In the scenario of two planes leaving an airport, the paths they travel form a right triangle. A right triangle is a triangle with one angle measuring 90 degrees. This shape allows us to use the Pythagorean theorem, which is a crucial tool in solving problems involving right triangles. The theorem states that in a right triangle, the square of the hypotenuse is equal to the sum of the squares of the two other sides.

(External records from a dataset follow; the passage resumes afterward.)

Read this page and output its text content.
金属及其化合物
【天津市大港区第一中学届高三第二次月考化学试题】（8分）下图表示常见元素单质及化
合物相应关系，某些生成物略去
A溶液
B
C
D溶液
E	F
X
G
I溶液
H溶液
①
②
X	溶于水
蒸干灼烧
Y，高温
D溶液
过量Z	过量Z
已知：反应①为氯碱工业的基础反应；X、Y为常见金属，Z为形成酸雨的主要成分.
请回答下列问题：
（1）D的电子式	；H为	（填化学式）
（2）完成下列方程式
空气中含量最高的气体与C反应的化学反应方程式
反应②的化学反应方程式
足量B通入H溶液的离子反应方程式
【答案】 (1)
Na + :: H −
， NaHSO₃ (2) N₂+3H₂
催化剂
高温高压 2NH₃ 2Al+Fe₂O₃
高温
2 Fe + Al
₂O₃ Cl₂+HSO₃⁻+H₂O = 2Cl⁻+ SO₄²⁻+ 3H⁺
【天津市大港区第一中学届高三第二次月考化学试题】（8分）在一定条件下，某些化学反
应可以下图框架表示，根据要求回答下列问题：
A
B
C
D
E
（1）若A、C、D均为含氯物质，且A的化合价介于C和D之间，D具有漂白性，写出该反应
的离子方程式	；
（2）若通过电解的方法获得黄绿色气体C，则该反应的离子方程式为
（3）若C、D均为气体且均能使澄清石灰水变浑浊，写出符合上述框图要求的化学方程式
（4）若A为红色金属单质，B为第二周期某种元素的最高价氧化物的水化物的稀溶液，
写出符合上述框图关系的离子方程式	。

For the exercise, the two planes fly in perpendicular directions, due east and due south. This setup creates a right triangle with:

• The eastbound plane’s path as one leg.
• The southbound plane’s path as another leg.
• The straight-line distance between them as the hypotenuse.

Thus, by applying the Pythagorean theorem, we can connect these distances and arrival times. It helps us find the unknown side, which in this case, are the speeds of the planes.

Quadratic equations are algebraic expressions of the form \(ax^2 + bx + c = 0\), where \(a\), \(b\), and \(c\) are constants. This kind of equation often appears in problems involving areas, projectile motion, and in this case, the paths of two airplanes.

In solving this problem, simplifying the attributes of the right triangle led to a quadratic equation. Initially, by expressing the planar distances in terms of time and speed, a quadratic form emerged: \(18x^2 + 900x - 2440^2 = 0\). The task was to find \(x\), which represents the unknown speed of the southbound plane.

• You can solve quadratic equations using various methods, with the quadratic formula being common: \(x = \frac{-b \pm \sqrt{b^2 - 4ac}}{2a}\).
• Choosing the positive solution is essential since speed can't be negative.

This step is vital because accurate calculation leads us to understand the dynamics between the planes’ speeds.

The relations between distance, speed, and time form the basis for solving many practical problems, like this one involving two planes. The fundamental formula connecting these three variables is:

• Distance = Speed × Time

This equation is extraordinarily helpful.
For instance, when calculating how far each plane travels in the given time (3 hours), we use:

• For the southbound plane: Distance = \(3x\)
• For the eastbound plane: Distance = \(3(x + 50)\)

The problem used these distance expressions to set up a relationship as part of the right triangle. Understanding how these elements work together is key in deducing one variable when you have the other two. This foundational link shows us how these speeds interact over time to create the distances featured.